Today is Saturday, March 28, the 87th day of 2015. There are 278 days left in the year.

ASSOCIATED PRESS

On this date in:

1515: St. Teresa of Avila is born Teresa de Cepeda y Ahumada.

1834: The U.S. Senate votes to censure President Andrew Jackson for the removal of federal deposits from the Bank of the United States.

1854: During the Crimean War, Britain and France declare war on Russia.

1898: The Supreme Court, in United States v. Wong Kim Ark, rules that a child born in the United States to Chinese immigrants is a U.S. citizen.

1930: The names of the Turkish cities of Constantinople and Angora are changed to Istanbul and Ankara.

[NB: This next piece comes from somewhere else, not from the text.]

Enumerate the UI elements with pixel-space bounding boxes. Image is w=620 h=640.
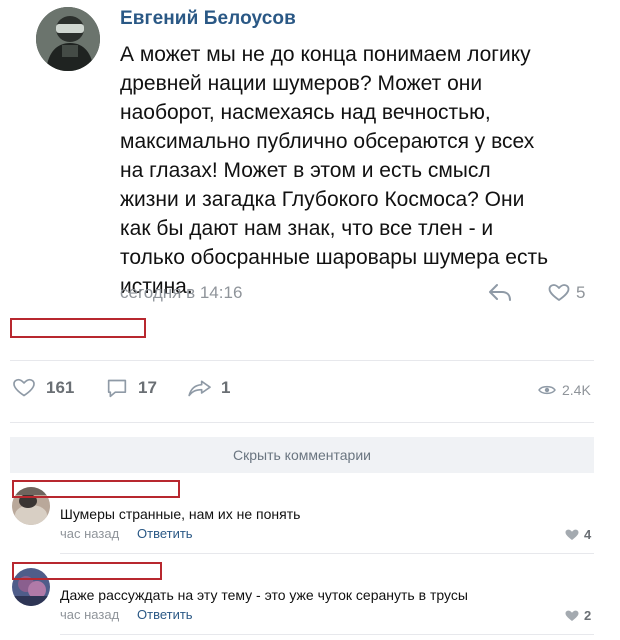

1935: The notorious Nazi propaganda film “Triumph des Willens” (Triumph of the Will), directed by Leni Riefenstahl, premieres in Berlin with Adolf Hitler present.

1941: Novelist and critic Virginia Woolf, 59, drowns herself near her home in Lewes, East Sussex, England.

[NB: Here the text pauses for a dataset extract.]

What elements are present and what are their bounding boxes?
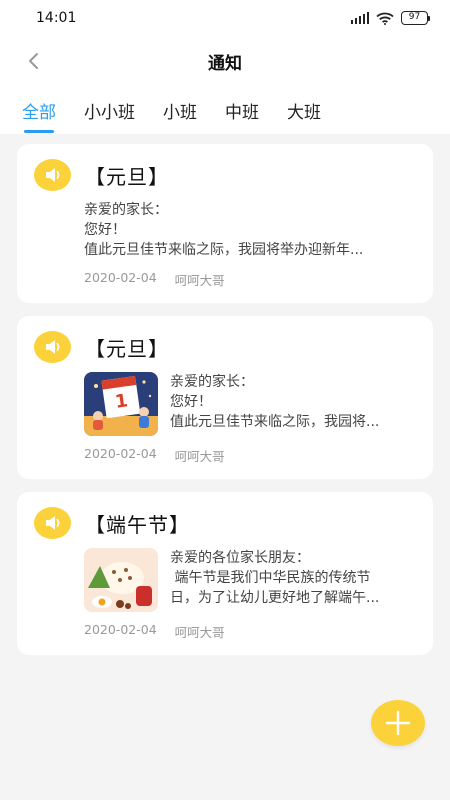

1955: John Marshall Harlan II is sworn in as an associate justice of the U.S. Supreme Court.

VINDICATOR FILES

1990: Army Air Force Gen. Paul W. Tibbets, pilot of the Enola Gay, the B-29 that dropped the atomic bomb on Hiroshima, tells students at Lordstown High School that bombing ended World War II, and given the same conditions, he wouldn’t hesitate to do it again.

Continental Plants Corp. has purchased much of the equipment at GF’s Youngstown plant and will resell it at a two-day auction in May, about two months after GF transferred production to a plant in Gallatin, Tenn.

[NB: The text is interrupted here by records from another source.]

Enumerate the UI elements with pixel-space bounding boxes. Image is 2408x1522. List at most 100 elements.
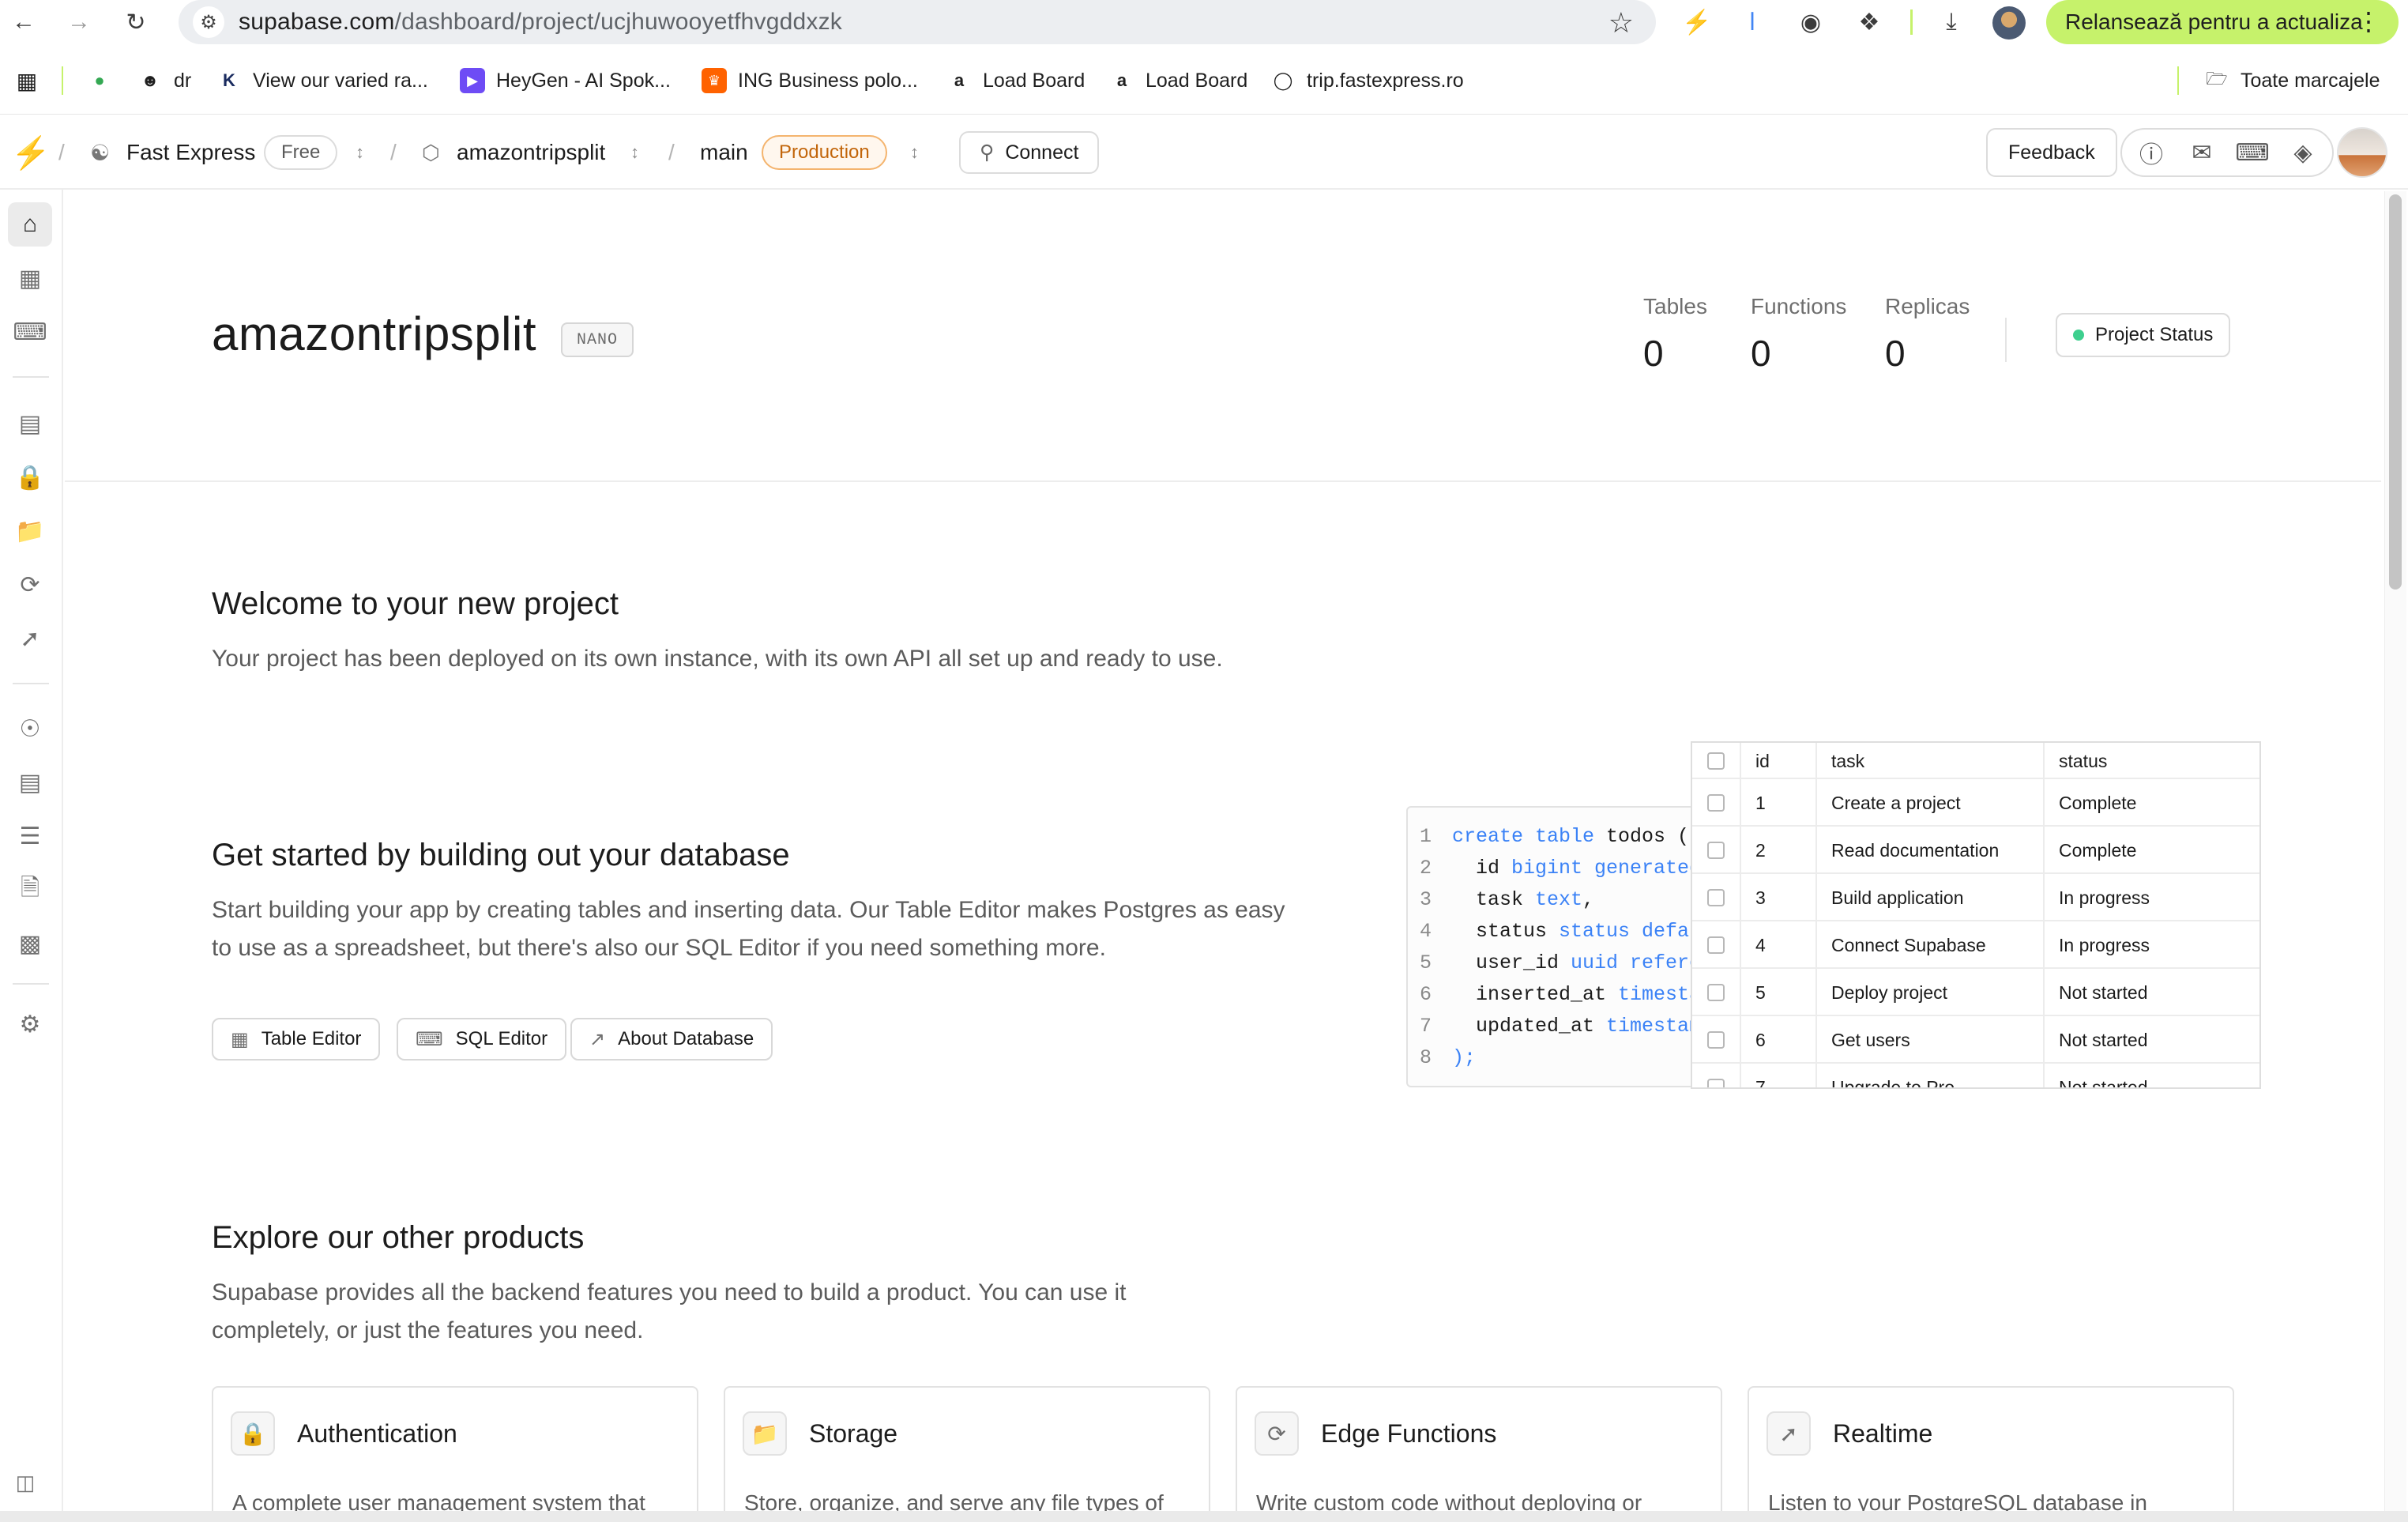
database-icon[interactable]: ▤ (8, 401, 52, 446)
stat-tables[interactable]: Tables 0 (1643, 294, 1707, 375)
table-row[interactable]: 7 Upgrade to Pro Not started (1692, 1064, 2259, 1087)
table-editor-icon[interactable]: ▦ (8, 256, 52, 300)
org-switcher-chevron-icon[interactable]: ↕ (356, 115, 364, 190)
table-cell: Connect Supabase (1817, 921, 2045, 969)
row-checkbox[interactable] (1692, 1016, 1741, 1064)
project-switcher-chevron-icon[interactable]: ↕ (630, 115, 639, 190)
advisor-icon[interactable]: ◈ (2286, 136, 2320, 169)
bookmark-item[interactable]: a Load Board (1109, 55, 1247, 106)
branch-name[interactable]: main (700, 115, 748, 190)
k-logo-icon: K (223, 70, 235, 90)
bookmark-item[interactable]: ☻ dr (137, 55, 191, 106)
forward-arrow-icon[interactable]: → (62, 5, 96, 40)
code-keyword: text (1535, 887, 1583, 911)
table-row[interactable]: 5 Deploy project Not started (1692, 969, 2259, 1016)
table-cell: 4 (1741, 921, 1817, 969)
table-row[interactable]: 2 Read documentation Complete (1692, 827, 2259, 874)
more-menu-icon[interactable]: ⋮ (2356, 6, 2381, 36)
table-editor-button[interactable]: ▦ Table Editor (212, 1018, 381, 1061)
row-checkbox[interactable] (1692, 779, 1741, 827)
back-arrow-icon[interactable]: ← (6, 5, 41, 40)
reload-icon[interactable]: ↻ (119, 5, 153, 40)
page-scrollbar-thumb[interactable] (2389, 194, 2402, 590)
project-name[interactable]: amazontripsplit (457, 115, 605, 190)
row-checkbox[interactable] (1692, 827, 1741, 874)
extension-mask-icon[interactable]: ◉ (1795, 6, 1827, 38)
stat-replicas[interactable]: Replicas 0 (1885, 294, 1970, 375)
table-cell: Upgrade to Pro (1817, 1064, 2045, 1087)
lightning-extension-icon[interactable]: ⚡ (1681, 6, 1713, 38)
row-checkbox[interactable] (1692, 874, 1741, 921)
edge-functions-icon[interactable]: ⟳ (8, 563, 52, 607)
table-cell: 3 (1741, 874, 1817, 921)
table-row[interactable]: 6 Get users Not started (1692, 1016, 2259, 1064)
download-icon[interactable]: ⤓ (1936, 6, 1967, 38)
breadcrumb-separator: / (390, 140, 397, 164)
translate-icon[interactable]: ا (1736, 6, 1768, 38)
advisors-lightbulb-icon[interactable]: ☉ (8, 706, 52, 751)
edge-function-icon: ⟳ (1255, 1411, 1299, 1456)
select-all-checkbox[interactable] (1692, 743, 1741, 779)
relaunch-update-button[interactable]: Relansează pentru a actualiza ⋮ (2046, 0, 2399, 44)
column-header: id (1741, 743, 1817, 779)
code-keyword: ); (1452, 1045, 1477, 1069)
github-icon: ☻ (141, 70, 160, 90)
product-card-storage[interactable]: 📁 Storage Store, organize, and serve any… (724, 1386, 1210, 1522)
logs-list-icon[interactable]: ☰ (8, 814, 52, 858)
reports-chart-icon[interactable]: ▤ (8, 760, 52, 804)
status-dot-icon (2073, 330, 2084, 341)
bookmark-item[interactable]: ▶ HeyGen - AI Spok... (460, 55, 671, 106)
authentication-icon[interactable]: 🔒 (8, 455, 52, 499)
code-text: updated_at (1452, 1014, 1607, 1038)
production-badge: Production (762, 115, 887, 190)
supabase-logo-icon[interactable]: ⚡ (11, 115, 51, 190)
sql-editor-button[interactable]: ⌨ SQL Editor (397, 1018, 567, 1061)
url-text[interactable]: supabase.com/dashboard/project/ucjhuwooy… (239, 9, 842, 36)
org-name[interactable]: Fast Express (126, 115, 255, 190)
bookmark-star-icon[interactable]: ☆ (1608, 6, 1634, 40)
product-card-authentication[interactable]: 🔒 Authentication A complete user managem… (212, 1386, 698, 1522)
maps-pin-icon[interactable]: ● (87, 55, 123, 106)
row-checkbox[interactable] (1692, 969, 1741, 1016)
address-bar[interactable]: ⚙ supabase.com/dashboard/project/ucjhuwo… (179, 0, 1656, 44)
about-database-button[interactable]: ↗ About Database (570, 1018, 773, 1061)
integrations-icon[interactable]: ▩ (8, 921, 52, 966)
api-docs-icon[interactable]: 🗎 (8, 868, 52, 912)
storage-icon[interactable]: 📁 (8, 509, 52, 553)
feedback-button[interactable]: Feedback (1986, 115, 2117, 190)
sidebar-collapse-icon[interactable]: ◫ (9, 1467, 41, 1498)
table-row[interactable]: 4 Connect Supabase In progress (1692, 921, 2259, 969)
table-row[interactable]: 1 Create a project Complete (1692, 779, 2259, 827)
terminal-icon[interactable]: ⌨ (2235, 136, 2269, 169)
code-line: 3 task text, (1408, 883, 1594, 915)
bookmark-item[interactable]: a Load Board (946, 55, 1085, 106)
all-bookmarks-folder[interactable]: 🗁 Toate marcajele (2204, 55, 2380, 106)
table-cell: 5 (1741, 969, 1817, 1016)
sql-editor-icon[interactable]: ⌨ (8, 310, 52, 354)
bookmark-item[interactable]: ♛ ING Business polo... (702, 55, 918, 106)
help-icon[interactable]: ⓘ (2135, 136, 2168, 169)
inbox-icon[interactable]: ✉ (2185, 136, 2218, 169)
products-heading: Explore our other products (212, 1220, 585, 1255)
table-row[interactable]: 3 Build application In progress (1692, 874, 2259, 921)
site-settings-icon[interactable]: ⚙ (193, 6, 224, 38)
stat-functions[interactable]: Functions 0 (1751, 294, 1846, 375)
product-card-realtime[interactable]: ➚ Realtime Listen to your PostgreSQL dat… (1748, 1386, 2234, 1522)
apps-grid-icon[interactable]: ▦ (14, 55, 51, 106)
product-card-edge-functions[interactable]: ⟳ Edge Functions Write custom code witho… (1236, 1386, 1722, 1522)
row-checkbox[interactable] (1692, 921, 1741, 969)
browser-profile-avatar[interactable] (1992, 6, 2026, 40)
bookmark-item[interactable]: ◯ trip.fastexpress.ro (1270, 55, 1464, 106)
project-status-button[interactable]: Project Status (2056, 313, 2231, 357)
connect-button[interactable]: ⚲ Connect (959, 115, 1100, 190)
row-checkbox[interactable] (1692, 1064, 1741, 1087)
puzzle-extensions-icon[interactable]: ❖ (1853, 6, 1885, 38)
user-avatar[interactable] (2337, 115, 2387, 190)
bookmark-item[interactable]: K View our varied ra... (216, 55, 428, 106)
table-cell: Not started (2059, 981, 2148, 1003)
realtime-icon[interactable]: ➚ (8, 616, 52, 661)
code-text: user_id (1452, 951, 1571, 974)
branch-switcher-chevron-icon[interactable]: ↕ (910, 115, 919, 190)
home-icon[interactable]: ⌂ (8, 202, 52, 247)
settings-gear-icon[interactable]: ⚙ (8, 1002, 52, 1046)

The South High Band Boosters open a campaign to raise $20,000 to purchase new uniforms for the band, majorettes, dance line and flag line.

1975: Olmstead Township police say they will “definitely file charges” against a 15-year-old student at Fairhaven School for Mentally Retarded Children who called a North Olmstead businessman’s home and attempted to extort $10,000 with a threat to the man’s daughter. The boy stayed on the phone for 90 minutes while the call was traced, and Trumbull deputies arrived to arrest him.

U.S. Steel Corp. announces that it will open a second blast furnace at its Ohio Works, which will return about 100 furloughed men to their jobs.

Bishop John H. Burt of the Cleveland Episcopal Diocese, says he will celebrate communion with the Rev. Jane Hwang, a visiting woman priest who was ordained by the Hong Kong Diocese. The announcement comes at a time when the Rev. L. Peter Beebe of Oberlin is being tried by a church court for allowing two “irregularly ordained” women to join a communion celebration.

1965: Donald J. Libert, Katahdin Drive, Poland, a member of the law firm of Machester, Bennett, Powers & Ullman, joins the legal department of Youngstown Sheet & Tube Co. Robert Lobdell, Poland Manor, former assistant secretary, will leave S&T to become assistant general counsel of Times-Mirror Co., Los Angeles.

The second annual Steel City Intercollegiate Debate Tournament held at Youngstown University attracts 20 teams from 15 colleges and universities. Capitol University wins in the first round.

1940: Helen Jepson, Metropolitan Opera star who will appear in concert with the Youngstown Symphony Orchestra at Stambaugh Auditorium, is honored at a luncheon at the Youngstown Club give by the Women’s Committee of the Youngstown Symphony Society.

Two Youngstown legislators, state Sen. Maurice Lipscher and J. Ralph Seidner Sr., are among 29 members of the 91st General Assembly who will have to return mileage payments to the state following a ruling by the Ohio Supreme Court. Lipscher must return $302 and Seidner, $257.